Katchen insists that he wants Wealthsimple to keep growing as a stand-alone entity—not formally part of Power. His goal is to take it public, and to build it into a Canadian-based global business. "Who knows if we'll get there," he says. "But that's certainly the ambition."
But the history of financial services in Canada teaches that the banks and other big established players almost always adapt and prevail, and swallow competitors. Katchen often begins presentations and speeches by saying he co-founded Wealthsimple "to make smart investing simple, transparent and low-cost for everyone." He may succeed, but he may not be the one doing it in the long term.
Watch those fees
Wealthsimple isn't always so simple
Wealthsimple promises to make investing simple and cheap—much cheaper than a traditional financial account. But fees are seldom simple, and even with Wealthsimple, some of them are hidden.
To illustrate, let's assume that you're a modestly flush 29-year-old with $25,000 in savings to invest (Wealthsimple's average account size), and that you want to save for the long term (more than 10 years).
The sticker price
Wealthsimple is up front about the fact that it charges a basic management fee of 0.5% a year for accounts from $5,000 to $250,000. Its software assembles a portfolio of exchange-traded funds (ETFs) for you automatically, whereas a full-service investment adviser might charge 1% to design a portfolio and guide you over time.
The hidden price
Unfortunately, in addition to the fee you pay Wealthsimple directly, each of the ETFs has a fee embedded in it called the management expense ratio (MER).
The Wealthsimple site plays down this fee, noting that it is not charged directly by Wealthsimple and that such fees on ETFs are "approximately 0.2%."

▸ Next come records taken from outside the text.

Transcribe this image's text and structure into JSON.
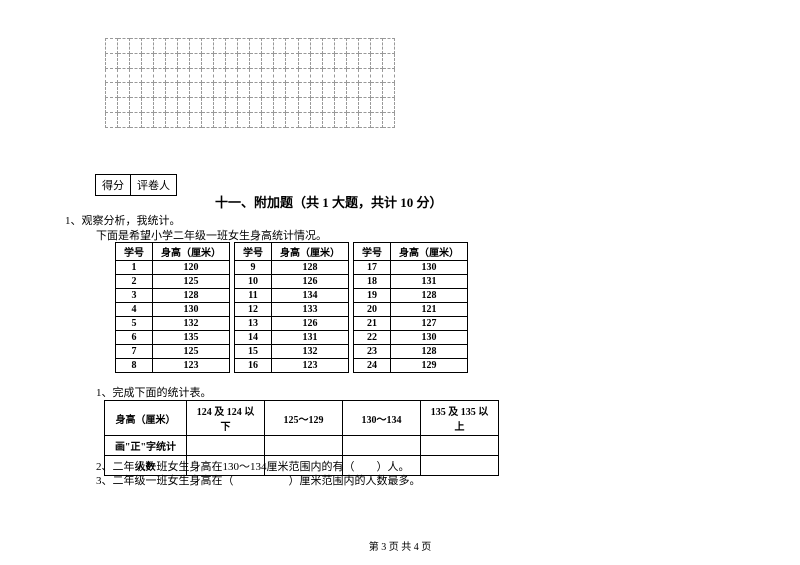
{
  "grid": {
    "rows": 6,
    "cols": 24
  },
  "score_labels": {
    "score": "得分",
    "reviewer": "评卷人"
  },
  "section_title": "十一、附加题（共 1 大题，共计 10 分）",
  "question": {
    "label": "1、观察分析，我统计。",
    "desc": "下面是希望小学二年级一班女生身高统计情况。"
  },
  "table_headers": {
    "id": "学号",
    "height": "身高（厘米）"
  },
  "data": {
    "group1": [
      {
        "id": "1",
        "h": "120"
      },
      {
        "id": "2",
        "h": "125"
      },
      {
        "id": "3",
        "h": "128"
      },
      {
        "id": "4",
        "h": "130"
      },
      {
        "id": "5",
        "h": "132"
      },
      {
        "id": "6",
        "h": "135"
      },
      {
        "id": "7",
        "h": "125"
      },
      {
        "id": "8",
        "h": "123"
      }
    ],
    "group2": [
      {
        "id": "9",
        "h": "128"
      },
      {
        "id": "10",
        "h": "126"
      },
      {
        "id": "11",
        "h": "134"
      },
      {
        "id": "12",
        "h": "133"
      },
      {
        "id": "13",
        "h": "126"
      },
      {
        "id": "14",
        "h": "131"
      },
      {
        "id": "15",
        "h": "132"
      },
      {
        "id": "16",
        "h": "123"
      }
    ],
    "group3": [
      {
        "id": "17",
        "h": "130"
      },
      {
        "id": "18",
        "h": "131"
      },
      {
        "id": "19",
        "h": "128"
      },
      {
        "id": "20",
        "h": "121"
      },
      {
        "id": "21",
        "h": "127"
      },
      {
        "id": "22",
        "h": "130"
      },
      {
        "id": "23",
        "h": "128"
      },
      {
        "id": "24",
        "h": "129"
      }
    ]
  },
  "sub1": "1、完成下面的统计表。",
  "summary": {
    "row_header": "身高（厘米）",
    "cols": [
      "124 及 124 以下",
      "125～129",
      "130～134",
      "135 及 135 以上"
    ],
    "row2": "画\"正\"字统计",
    "row3": "人数"
  },
  "sub2": "2、二年级一班女生身高在130～134厘米范围内的有（　　）人。",
  "sub3": "3、二年级一班女生身高在（　　　　　）厘米范围内的人数最多。",
  "footer": "第 3 页 共 4 页"
}
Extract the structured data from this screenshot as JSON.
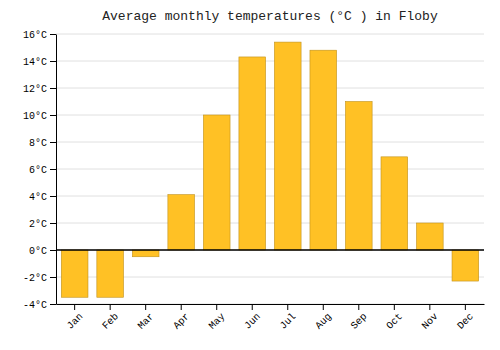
{
  "chart_data": {
    "type": "bar",
    "title": "Average monthly temperatures (°C ) in Floby",
    "categories": [
      "Jan",
      "Feb",
      "Mar",
      "Apr",
      "May",
      "Jun",
      "Jul",
      "Aug",
      "Sep",
      "Oct",
      "Nov",
      "Dec"
    ],
    "values": [
      -3.5,
      -3.5,
      -0.5,
      4.1,
      10.0,
      14.3,
      15.4,
      14.8,
      11.0,
      6.9,
      2.0,
      -2.3
    ],
    "color": "#FFC125",
    "ylim": [
      -4,
      16
    ],
    "yticks": [
      {
        "value": -4,
        "label": "-4°C"
      },
      {
        "value": -2,
        "label": "-2°C"
      },
      {
        "value": 0,
        "label": "0°C"
      },
      {
        "value": 2,
        "label": "2°C"
      },
      {
        "value": 4,
        "label": "4°C"
      },
      {
        "value": 6,
        "label": "6°C"
      },
      {
        "value": 8,
        "label": "8°C"
      },
      {
        "value": 10,
        "label": "10°C"
      },
      {
        "value": 12,
        "label": "12°C"
      },
      {
        "value": 14,
        "label": "14°C"
      },
      {
        "value": 16,
        "label": "16°C"
      }
    ],
    "grid": true
  }
}
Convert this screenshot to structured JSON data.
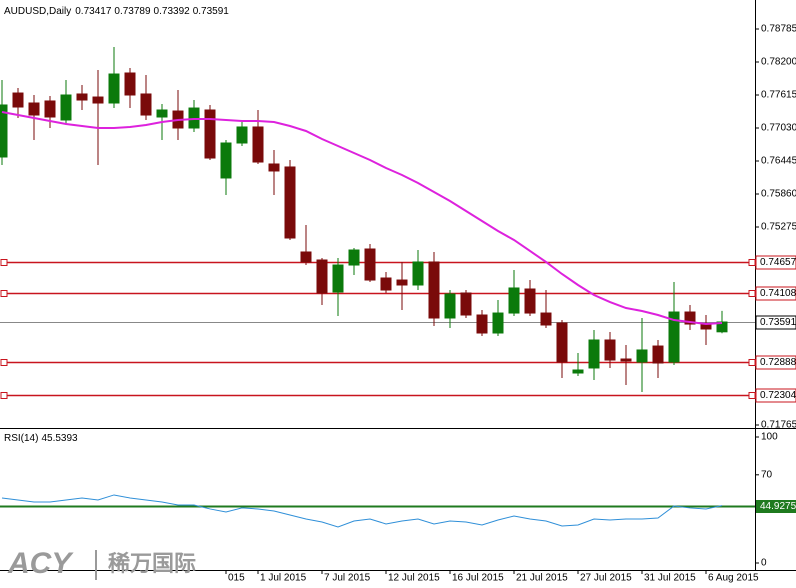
{
  "chart_data": [
    {
      "type": "candlestick",
      "symbol": "AUDUSD,Daily",
      "categories": [
        null,
        null,
        null,
        null,
        null,
        null,
        null,
        null,
        null,
        null,
        null,
        null,
        null,
        null,
        "015",
        null,
        "1 Jul 2015",
        null,
        null,
        null,
        "7 Jul 2015",
        null,
        null,
        null,
        "12 Jul 2015",
        null,
        null,
        null,
        "16 Jul 2015",
        null,
        null,
        null,
        "21 Jul 2015",
        null,
        null,
        null,
        "27 Jul 2015",
        null,
        null,
        null,
        "31 Jul 2015",
        null,
        null,
        null,
        "6 Aug 2015",
        null
      ],
      "open": [
        0.76516,
        0.7765,
        0.77473,
        0.77509,
        0.77172,
        0.77633,
        0.77579,
        0.77473,
        0.78005,
        0.77633,
        0.77225,
        0.77331,
        0.7703,
        0.77349,
        0.76144,
        0.76764,
        0.77048,
        0.76392,
        0.76339,
        0.74832,
        0.7469,
        0.74123,
        0.74601,
        0.74885,
        0.74371,
        0.74335,
        0.74247,
        0.74655,
        0.73662,
        0.74105,
        0.73715,
        0.73396,
        0.7375,
        0.74176,
        0.7375,
        0.73573,
        0.72687,
        0.72776,
        0.73272,
        0.72935,
        0.72882,
        0.73165,
        0.72882,
        0.73768,
        0.73555,
        0.73417
      ],
      "high": [
        0.77881,
        0.77739,
        0.77615,
        0.77597,
        0.77881,
        0.77792,
        0.78058,
        0.78466,
        0.78094,
        0.77969,
        0.77455,
        0.77704,
        0.77526,
        0.77438,
        0.76817,
        0.77136,
        0.77349,
        0.7664,
        0.76463,
        0.7531,
        0.74725,
        0.74725,
        0.74903,
        0.74974,
        0.74477,
        0.74655,
        0.74867,
        0.74832,
        0.74158,
        0.74158,
        0.73804,
        0.73981,
        0.74513,
        0.74335,
        0.74158,
        0.73626,
        0.73041,
        0.73449,
        0.73414,
        0.73183,
        0.73662,
        0.73272,
        0.743,
        0.73892,
        0.73715,
        0.73789
      ],
      "low": [
        0.76374,
        0.77207,
        0.76817,
        0.7703,
        0.77083,
        0.77349,
        0.76374,
        0.77384,
        0.77384,
        0.77172,
        0.76817,
        0.76817,
        0.76959,
        0.76463,
        0.75842,
        0.76711,
        0.76392,
        0.75842,
        0.75045,
        0.74601,
        0.73892,
        0.73697,
        0.74424,
        0.743,
        0.74105,
        0.73804,
        0.74158,
        0.7352,
        0.73485,
        0.73662,
        0.73343,
        0.73343,
        0.73697,
        0.73697,
        0.73485,
        0.72598,
        0.72634,
        0.72563,
        0.72776,
        0.72474,
        0.7235,
        0.72598,
        0.72829,
        0.73449,
        0.73183,
        0.73392
      ],
      "close": [
        0.77438,
        0.77402,
        0.7726,
        0.77225,
        0.77615,
        0.77526,
        0.77473,
        0.77987,
        0.77615,
        0.7726,
        0.77349,
        0.7703,
        0.77384,
        0.76498,
        0.76764,
        0.77048,
        0.76427,
        0.76268,
        0.7508,
        0.74655,
        0.74105,
        0.74601,
        0.74867,
        0.74335,
        0.74158,
        0.74247,
        0.74655,
        0.73662,
        0.74087,
        0.73715,
        0.73396,
        0.7375,
        0.74194,
        0.7375,
        0.73538,
        0.72882,
        0.7274,
        0.73272,
        0.72917,
        0.729,
        0.73095,
        0.72864,
        0.73768,
        0.73555,
        0.73467,
        0.73591
      ],
      "up_color": "#0b7a0b",
      "down_color": "#7a0a0a",
      "ma": {
        "color": "#dd22dd",
        "values": [
          0.77314,
          0.7726,
          0.77207,
          0.77154,
          0.77101,
          0.77065,
          0.7703,
          0.7703,
          0.77048,
          0.77083,
          0.77136,
          0.77172,
          0.77189,
          0.77189,
          0.77172,
          0.77154,
          0.77154,
          0.77136,
          0.77065,
          0.76977,
          0.76835,
          0.76711,
          0.76587,
          0.76463,
          0.76321,
          0.76197,
          0.76055,
          0.75895,
          0.75736,
          0.75559,
          0.75381,
          0.75204,
          0.75045,
          0.7485,
          0.74655,
          0.74442,
          0.74247,
          0.7407,
          0.73945,
          0.73839,
          0.73786,
          0.73715,
          0.73626,
          0.73591,
          0.73555,
          0.73573
        ]
      },
      "levels": {
        "color": "#c8141e",
        "values": [
          0.74657,
          0.74108,
          0.72888,
          0.72304
        ]
      },
      "ylim": [
        0.71712,
        0.79299
      ],
      "yticks": [
        0.78785,
        {
          "value": 0.782,
          "label": "0.78200"
        },
        0.77615,
        {
          "value": 0.7703,
          "label": "0.77030"
        },
        0.76445,
        {
          "value": 0.7586,
          "label": "0.75860"
        },
        0.75275,
        0.71765
      ]
    },
    {
      "type": "line",
      "title": "RSI(14)",
      "color": "#2f8fd8",
      "values": [
        51.6,
        50.0,
        48.4,
        48.4,
        50.0,
        51.6,
        50.0,
        54.0,
        51.6,
        50.0,
        48.4,
        46.0,
        46.0,
        42.9,
        40.5,
        43.7,
        42.9,
        41.3,
        38.1,
        34.9,
        32.5,
        28.6,
        33.3,
        34.9,
        31.0,
        33.3,
        34.9,
        31.0,
        33.3,
        32.5,
        30.2,
        34.1,
        37.3,
        34.9,
        33.3,
        29.4,
        30.2,
        34.9,
        34.1,
        34.9,
        34.9,
        35.7,
        45.2,
        43.7,
        42.9,
        45.5393
      ],
      "level": 44.9275,
      "level_color": "#1f7a1f",
      "ylim": [
        -5.56,
        105.56
      ],
      "yticks": [
        0,
        70,
        100
      ]
    }
  ],
  "logo": {
    "brand": "ACY",
    "name": "稀万国际"
  }
}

So imagine our 29-year-old's shock when she answers the online "Get started" questionnaire, chooses to invest in a socially responsible fashion, and is provided with a portfolio of ETFs with an overall embedded fee amounting to 0.43%. Add Wealthsimple's 0.5% annual management fee and the total is 0.93%.
That might not sound like much, but, at this point, Wealthsimple is effectively charging just as much as some mutual funds—for instance, the Mawer Balanced Fund, which holds both stocks and bonds. It has an MER of 0.94%, and it has outperformed global stock and bond indexes for many years.
Wealthsimple offers some cheaper portfolios if you choose not to invest in a socially responsible way, but as this example shows, there's a fundamental problem here: One of the main advantages of investing in ETFs is their low cost, but after you add Wealthsimple's management fee to the embedded MERs, that advantage can all but disappear. Our 29-year-old might as well buy a low-cost mutual fund instead.